Le ministère de l’Environnement et de la Lutte contre les Changements climatiques est demeuré très discret, au cours des derniers mois, en dépit de la controverse entourant le projet d’expansion du site d’enfouissement de Coventry et le traitement de lixiviat provenant de celui-ci à Newport.

Coventry : le Ministère se fait rassurant

Malgré les inquiétudes manifestées en Estrie, le ministère de l’Environnement et de la Lutte contre les Changements climatiques du Québec est satisfait des mesures prises au site d’enfouissement de Coventry et à l’usine d’épuration des eaux de Newport pour éviter le rejet de contaminants dans le lac Memphrémagog.

Le ministère de l’Environnement et de la Lutte contre les Changements climatiques est demeuré très discret, au cours des derniers mois, en dépit de la controverse entourant le projet d’expansion du site d’enfouissement de Coventry et le traitement de lixiviat provenant de celui-ci à Newport.

Après une demande d’entrevue formulée par La Tribune, le Ministère a toutefois accepté d’expliquer sa position relativement à ce dossier, qui mobilise plusieurs environnementalistes et intervenants municipaux en Estrie.

« C’est certain que le lac Memphrémagog est une source d’eau potable pour plus de 150 000 personnes. Et il y a des inquiétudes depuis longtemps par rapport à ce dossier. De notre côté, on suit la situation en collaboration avec l’Agency of Natural Resources, au Vermont. On est rassuré pour le moment par les données qu’on a. Notre position s’appuie sur la science », fait valoir Daniel Messier, porte-parole régional du Ministère.

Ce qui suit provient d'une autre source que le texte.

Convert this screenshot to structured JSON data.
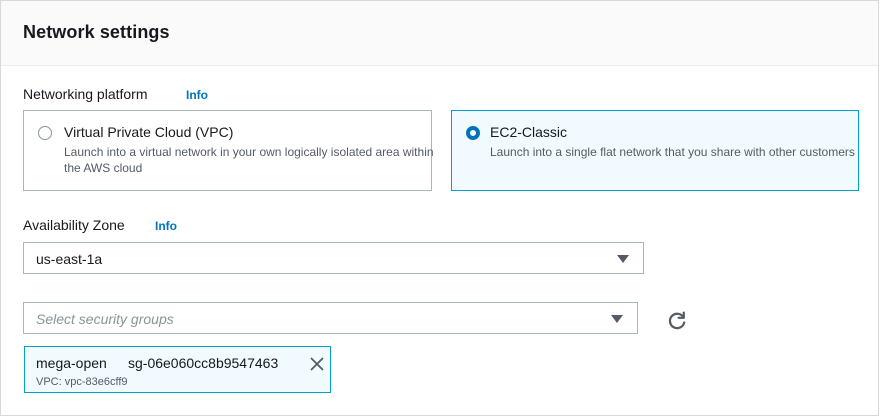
{
  "panel": {
    "title": "Network settings"
  },
  "networking": {
    "label": "Networking platform",
    "info": "Info",
    "options": [
      {
        "title": "Virtual Private Cloud (VPC)",
        "description": "Launch into a virtual network in your own logically isolated area within the AWS cloud",
        "selected": false
      },
      {
        "title": "EC2-Classic",
        "description": "Launch into a single flat network that you share with other customers",
        "selected": true
      }
    ]
  },
  "availability_zone": {
    "label": "Availability Zone",
    "info": "Info",
    "value": "us-east-1a"
  },
  "security_groups": {
    "placeholder": "Select security groups",
    "tokens": [
      {
        "name": "mega-open",
        "id": "sg-06e060cc8b9547463",
        "sub": "VPC: vpc-83e6cff9"
      }
    ]
  },
  "colors": {
    "accent": "#0073bb",
    "selected_border": "#00a1c9",
    "selected_bg": "#f1faff"
  }
}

M. Messier affirme que des experts du ministère de l’Environnement et de la Lutte contre les changements climatiques ont récemment examiné des données liées au site d’enfouissement de Coventry et à l’usine d’épuration de Newport. Or, ils n’ont rien découvert d’alarmant.

« Ce qui est rejeté dans le lac Memphrémagog, à l’usine de Newport, est non toxique, d’après les données qu’on a. Puis, de façon plus générale, on estime que le risque pour les prises d’eau des villes de Sherbrooke et Magog, dans ce lac, est quasiment nul », assure le porte-parole.

N’empêche, Québec recommande la mise en place de mesures préventives supplémentaires concernant l’azote et ses dérivés. « C’est une recommandation qui a été transmise à la MRC de Memphrémagog, qui participera bientôt à une audience concernant l’agrandissement du site. »

Suivi assuré

Si Daniel Messier se fait rassurant, il note néanmoins que le ministère de l’Environnement et de la Lutte contre les Changements climatiques demeure à l’écoute des inquiétudes des intervenants et de la population de la région estrienne.

D’ailleurs, preuve sans doute que Québec s’intéresse véritablement au dossier, il siège au comité de vigilance mis en place pour s’assurer que le site d’enfouissement de Coventry ne menace pas l’environnement.

« Ce qu’il faut savoir aussi, c’est que le Vermont fait preuve de collaboration dans ce dossier. On le considère comme un partenaire. En plus, il est important de mentionner que les normes en vigueur au Vermont, en ce qui a trait à l’enfouissement des déchets, sont assez avant-gardistes. Ce n’est pas si simple de leur faire des reproches », affirme M. Messier.

Quoi qu’il en soit, un groupe vermontois baptisé Don’t Undermine Memphremagog Purity demande le rejet pur et simple du projet d’expansion du dépotoir, le seul existant dans tout l’État du Vermont. Une série d’organisations locales réclament quant à elle l’arrêt du traitement du liquide toxique produit par ce lieu à Newport.